L’historiographie traditionnelle a jugé sévèrement cet évènement et, pour tenter de l’expliquer, insista sur l’incompétence politique du comte et son amour démesuré pour l’argent. Mais il
convient d’être plus prudent, Othon a passé cet accord avec l’assentiment de son épouse mais aussi de sa famille. Et puis l’héritage de son grand-père à morceler ses droits sur le comté de Bourgogne, il est endetté et
à besoin de moyens financiers pour gouverner.

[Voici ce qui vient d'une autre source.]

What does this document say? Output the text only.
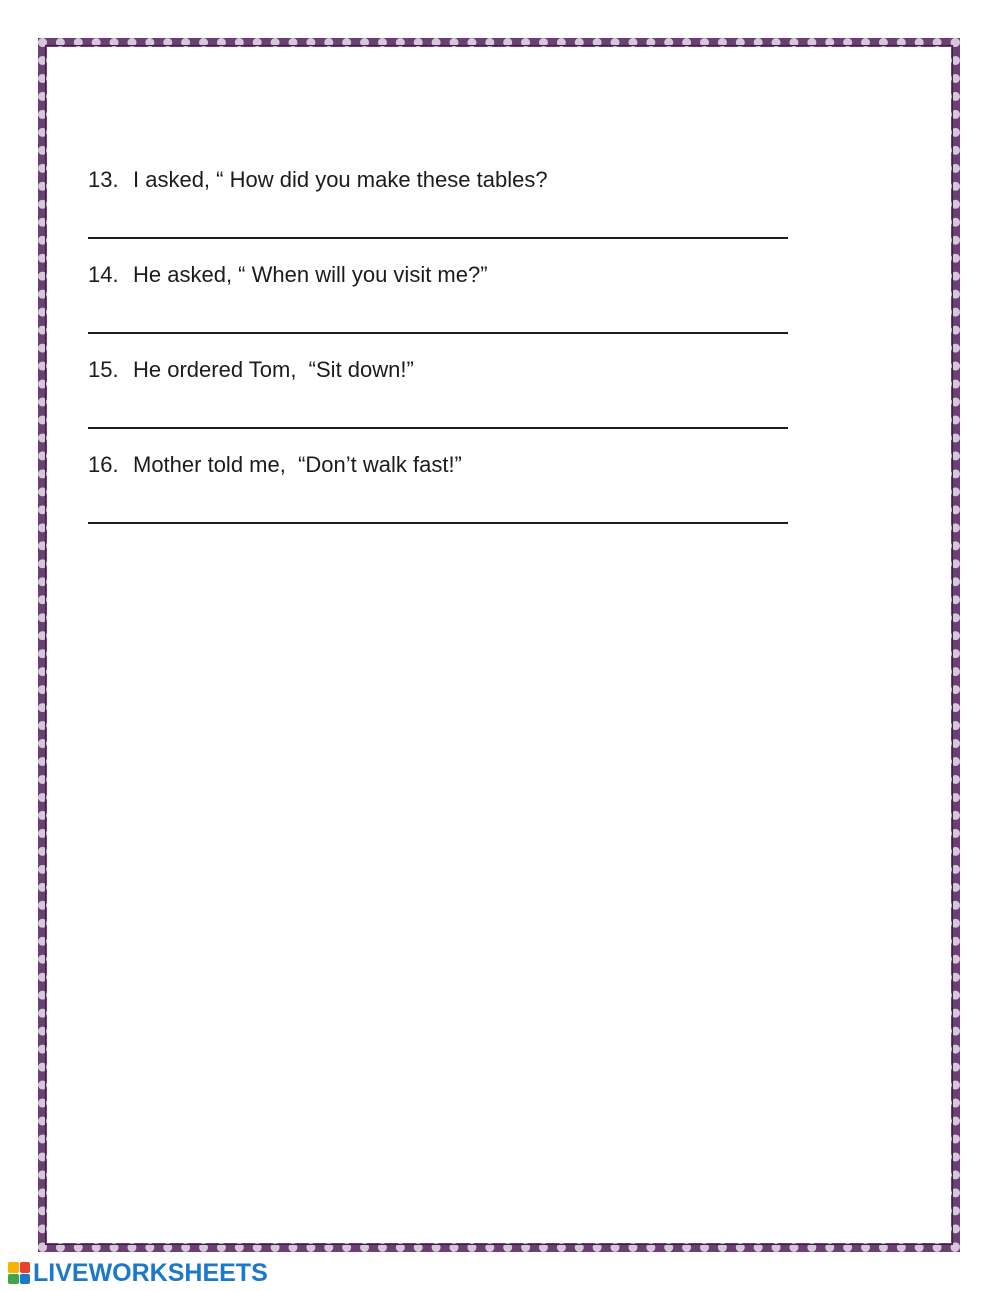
13. I asked, “ How did you make these tables?
14. He asked, “ When will you visit me?”
15. He ordered Tom,  “Sit down!”
16. Mother told me,  “Don’t walk fast!”
LIVEWORKSHEETS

Son pouvoir est purement nominal.
De plus la mort du roi des Romains Rodolphe de Habsbourg le délivre de son hommage, d’autant que la succession à l’empire est difficile entre Albert, fils de Rodolphe, et Adolphe de
Nassau, candidat de certains électeurs.
Enfin à titre familial, il vient de perdre successivement sa première épouse Philippa de Bar et leur fille Alix, et le premier enfant de sa seconde épouse est une fille, Jeanne, et lui
a bientôt 40 ans.
Mais coup de théâtre, sans attendre le mariage, de leur enfant, Philippe le Bel se fait céder le comté le 2 mars 1295, lors d’un traité à Vincennes,
en échange d’une somme de 100 000 livres, d'une rente annuelle de 10 000
livres et une rente viagère de 2 000 livres à Othon.

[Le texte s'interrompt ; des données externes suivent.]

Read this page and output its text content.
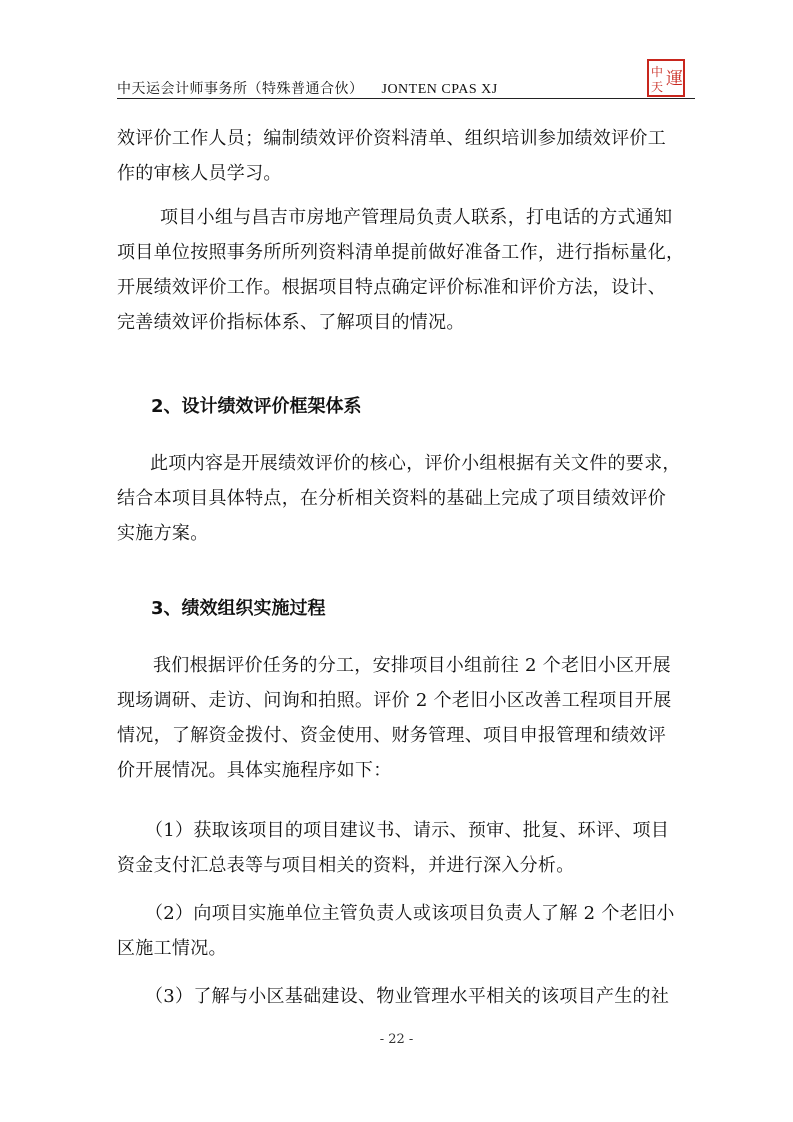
中天运会计师事务所（特殊普通合伙） JONTEN CPAS XJ
中
天 運
效评价工作人员；编制绩效评价资料清单、组织培训参加绩效评价工
作的审核人员学习。
项目小组与昌吉市房地产管理局负责人联系，打电话的方式通知
项目单位按照事务所所列资料清单提前做好准备工作，进行指标量化，
开展绩效评价工作。根据项目特点确定评价标准和评价方法，设计、
完善绩效评价指标体系、了解项目的情况。
2、设计绩效评价框架体系
此项内容是开展绩效评价的核心，评价小组根据有关文件的要求，
结合本项目具体特点，在分析相关资料的基础上完成了项目绩效评价
实施方案。
3、绩效组织实施过程
我们根据评价任务的分工，安排项目小组前往 2 个老旧小区开展
现场调研、走访、问询和拍照。评价 2 个老旧小区改善工程项目开展
情况，了解资金拨付、资金使用、财务管理、项目申报管理和绩效评
价开展情况。具体实施程序如下：
（1）获取该项目的项目建议书、请示、预审、批复、环评、项目
资金支付汇总表等与项目相关的资料，并进行深入分析。
（2）向项目实施单位主管负责人或该项目负责人了解 2 个老旧小
区施工情况。
（3）了解与小区基础建设、物业管理水平相关的该项目产生的社
- 22 -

Une grande partie des nobles comtois refusent de rendre hommage au roi et se regroupent autour de Jean de Chalon-Arlay, par un serment prêté le 29 mars 1295, de ne jamais devenir les
vassaux de Philippe IV et d’appuyer par les armes leur refus d’hommage. S’engagèrent en ce sens les frères du comte Otton, Jean de Bourgogne et Renaud de Bourgogne, comte de Montbéliard, ses oncles Jean de Chalon-Auxerre
et Jean de Chalon-Arlay, Thiébaud de Faucogney, abbé de Luxeuil, Aymon II de Villersexel, seigneur de Villersexel, Henri II de Joux, seigneur de Joux, Jean II de Joux, seigneur de Liévremont, Othenin de Ray,
seigneur de Ray, Aymé de Ray, fils du précédent, mais aussi Gautier de Montfaucon, seigneur de Vuillafans, Simon de Montbéliard, seigneur de Montrond, Thiébaud, seigneur de Neuchâtel, Jean de Neuchâtel,
connétable du comté, Girard, seigneur d’Arguel, Pierre de Joinville, seigneur de Marnay, Guillaume, seigneur de Corcondray, Hugues d’Annegray, Jean de la Chassagne, Jean de Vaites, Étienne II d’Oiselay, et
Guillaume d’Arguel.
Le 2 août 1295, les mêmes coalisés s’allièrent au roi d’Angleterre, Édouard Ier, qui les engagea à mener une guerre complète contre le roi de France. Les coalisés sont financés également
par le roi des Romains, Adolphe de Nassau.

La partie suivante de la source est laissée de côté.